HoloEasy, A Web Application for Computer Generated Holograms
If the appropriate phase and/or amplitude profile is placed on a Diffractive Optical Element (DOE) it can practically generate an image of an object (hologram) by diffraction of the light. The problem of generating computer holograms consists of calculating numerically the profile of phase and/or amplitude with which the DOE should be built. Computer Generated Holograms (CGH) can be used to construct general-purpose optical elements in the sense that they serve to transform a spatial distribution of light into any other. In this way, they are used in optical communication systems, laser machining, laser welding, optical readers, human vision, data storage and visualization, image processing, among others. Unlike the optical techniques for generating holograms, in the CGH both the desired image and the phase and/or amplitude distribution are calculated numerically.

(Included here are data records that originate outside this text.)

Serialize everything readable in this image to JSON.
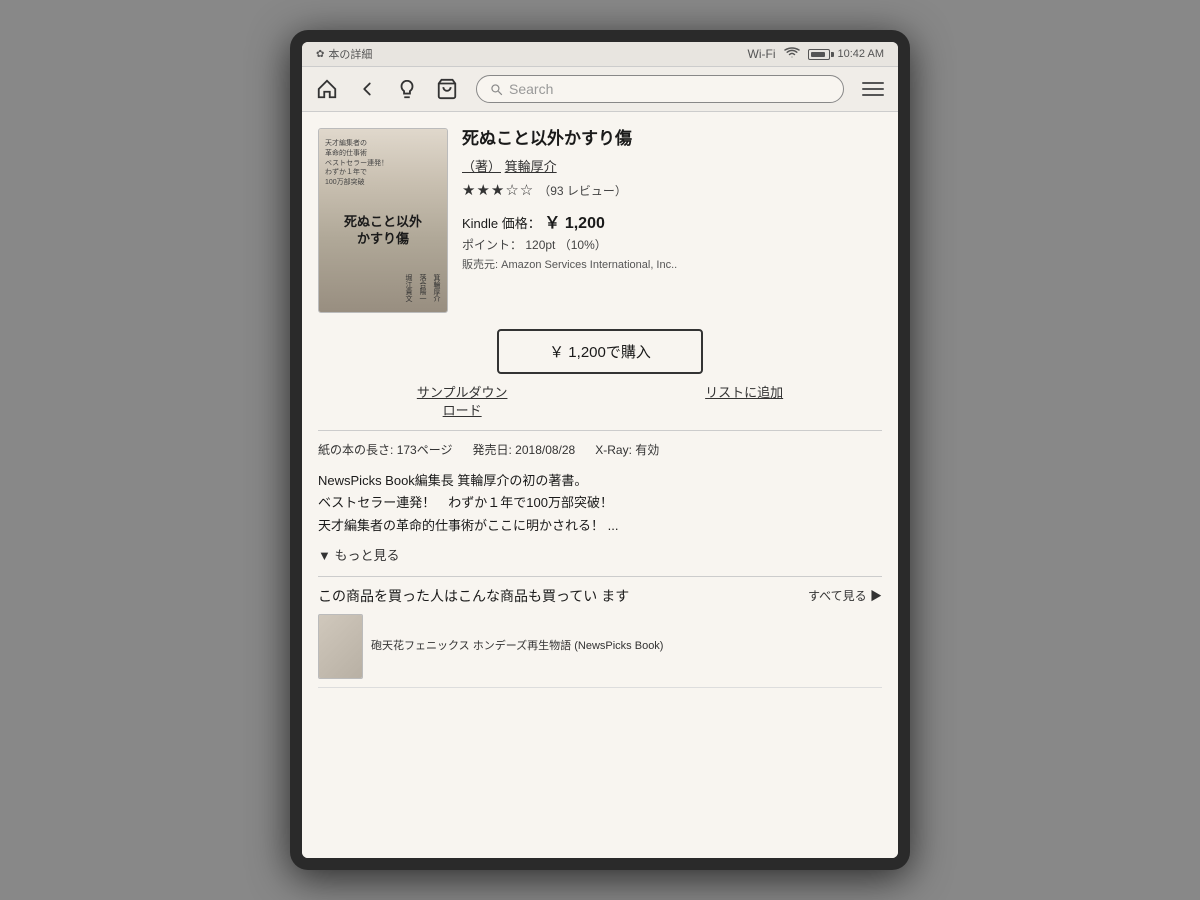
{
  "device": {
    "status_bar": {
      "icon": "✿",
      "title": "本の詳細",
      "wifi_label": "Wi-Fi",
      "time": "10:42 AM"
    }
  },
  "nav": {
    "home_label": "⌂",
    "back_label": "〈",
    "lightbulb_label": "☆",
    "cart_label": "🛒",
    "search_placeholder": "Search",
    "menu_label": "≡"
  },
  "book": {
    "title": "死ぬこと以外かすり傷",
    "author_label": "（著）",
    "author_name": "箕輪厚介",
    "stars": "★★★☆☆",
    "review_count": "（93 レビュー）",
    "kindle_price_label": "Kindle 価格：",
    "kindle_price": "￥ 1,200",
    "points_label": "ポイント：",
    "points": "120pt",
    "points_percent": "（10%）",
    "seller_label": "販売元:",
    "seller": "Amazon Services International, Inc..",
    "buy_button": "￥ 1,200で購入",
    "sample_download": "サンプルダウン\nロード",
    "add_to_list": "リストに追加",
    "pages_label": "紙の本の長さ:",
    "pages": "173ページ",
    "release_label": "発売日:",
    "release_date": "2018/08/28",
    "xray_label": "X-Ray:",
    "xray_status": "有効",
    "description_line1": "NewsPicks Book編集長 箕輪厚介の初の著書。",
    "description_line2": "ベストセラー連発！　わずか１年で100万部突破！",
    "description_line3": "天才編集者の革命的仕事術がここに明かされる！ ...",
    "more_label": "▼ もっと見る",
    "related_section_title": "この商品を買った人はこんな商品も買ってい\nます",
    "see_all_label": "すべて見る ▶",
    "related_book_title": "砲天花フェニックス ホンデーズ再生物語 (NewsPicks Book)"
  }
}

In this work, a web environment application has been developed to calculate the phase changes that a coherent beam of light must undergo when incident on a DOE, so that it is transformed by Fraunhofer diffraction, in the hologram of an object. We use an algorithm with iterative Fourier transformations (IFTA) that uses regulation and stabilization parameters can be chosen by the user. In addition, the user has the freedom to choose holograms for optical applications (free of speckles) generating initial diffusers of a limited band and without phase singularities.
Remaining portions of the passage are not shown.